On Thursday, 4 July 2013 at 13:55:17 UTC, TommiT wrote:
On Thursday, 4 July 2013 at 13:45:07 UTC, Maxim Fomin wrote:
On Thursday, 4 July 2013 at 09:24:53 UTC, TommiT wrote:

Yes, you are right in that the quote from TDPL refers to that specific function signature and is saying that the base type of T[] and T must match. But more generally, that quote is also saying that D doesn't try to do implicit conversion and type deduction at the same time for type-parameterized runtime arguments. In other words, the quote is saying: the type of the argument you pass to a templated function must match exactly to the templated type that the function template is expecting for that particular argument. That is: no implicit conversion happens to your variable before it is passed to the function as a runtime argument whose type is parameterized by the function.

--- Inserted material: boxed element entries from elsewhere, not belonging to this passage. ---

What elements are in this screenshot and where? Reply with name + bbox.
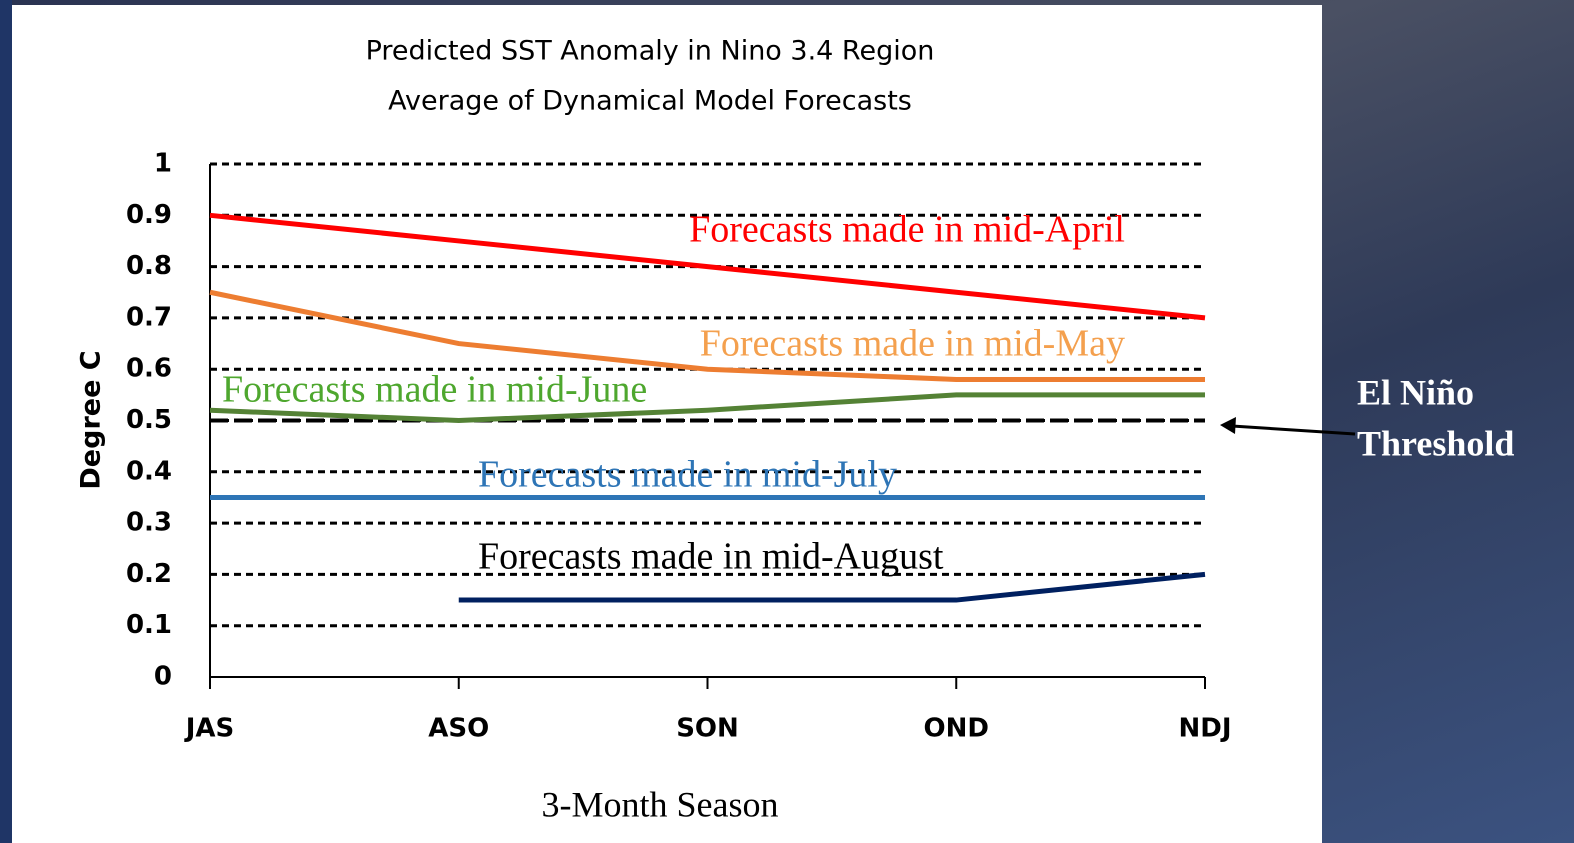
chart-subtitle: Average of Dynamical Model Forecasts: [388, 86, 912, 117]
y-tick-label: 0.6: [126, 354, 172, 384]
chart: Predicted SST Anomaly in Nino 3.4 Region…: [0, 0, 1574, 843]
x-tick-label: ASO: [428, 714, 489, 744]
series-label: Forecasts made in mid-July: [478, 454, 897, 496]
x-tick-label: NDJ: [1178, 714, 1231, 744]
x-tick-label: JAS: [184, 714, 235, 744]
series-label: Forecasts made in mid-May: [700, 323, 1125, 365]
y-tick-label: 0: [154, 662, 172, 692]
y-axis-label: Degree C: [76, 350, 107, 489]
series-label: Forecasts made in mid-August: [478, 536, 944, 578]
x-tick-label: SON: [676, 714, 739, 744]
y-tick-label: 0.1: [126, 610, 172, 640]
chart-title: Predicted SST Anomaly in Nino 3.4 Region: [366, 36, 935, 67]
y-tick-label: 0.9: [126, 200, 172, 230]
y-tick-label: 0.4: [126, 456, 172, 486]
y-tick-label: 0.5: [126, 405, 172, 435]
series-label: Forecasts made in mid-April: [689, 209, 1125, 251]
page: Predicted SST Anomaly in Nino 3.4 Region…: [0, 0, 1574, 843]
y-tick-label: 0.8: [126, 251, 172, 281]
x-axis-label: 3-Month Season: [542, 784, 779, 824]
y-tick-label: 0.3: [126, 508, 172, 538]
left-strip: [0, 0, 12, 843]
threshold-label: El Niño: [1357, 372, 1474, 412]
series-label: Forecasts made in mid-June: [222, 369, 647, 411]
x-tick-label: OND: [924, 714, 989, 744]
y-tick-label: 0.2: [126, 559, 172, 589]
y-tick-label: 1: [154, 149, 172, 179]
y-tick-label: 0.7: [126, 302, 172, 332]
threshold-label: Threshold: [1357, 423, 1514, 463]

You heavily misunderstoond the topic.

No I didn't.

There should be some conversion about how to make judgments based on arguments, otherwise loop of "No ..." can be indefinitely long. You argue that in code void foo(T)(T[] array) {} if static array is passed, there is violation of one quote from TDPL. You are wrong, because:

1) You incorrectly applied quote regarding code void foo(T)(T[] ar, T t){} to a different situation. In this case t is tied to some type, in case we discussed, it doesn't. 2) In case of one parameter, a variable isn't tied to any type and usual implicit conversions are applied.

The issue here is that in

T[] find(T)(T[] haystack, T needle)

type of neendle should correspond to base type of haystack. If there is a contradiction ("at the same time implicit conversions and type deduction"), dmd issues error.

Yes I understand this perfectly. No problem. This works exactly like it does in C++ and I know C++. Trust me.

Style in which you are arguing is an argument to do not.

Actually if you pass integer static array, dmd deduces T to be int, [..]

And that right there, "dmd deduces T to be int", is the crux of the matter. How on earth is DMD able to deduce T to be int, without using the implicit conversion from int[10] to int[] ?

DMD is stupid, but not that. If it has T[] parameter, and int[10] static array which is convertible to int[] is passed, T is deduced to be int. What other types T can be? A float, object, or pointer to union?

DMD does the implicit conversion int[10] -> int[] while it is doing type deduction, which according to TDPL shouldn't happen.

This is flawed since you can:

int[10] arr;
foo!int(arr).

Here there is no deduction puzzle, as parameter was passed explicitly and usual conversion was applied as in case of non-template function. And if you argue, that this should not happen, than you argue to make explicit "!int" typing which is absolutely redundant in this case.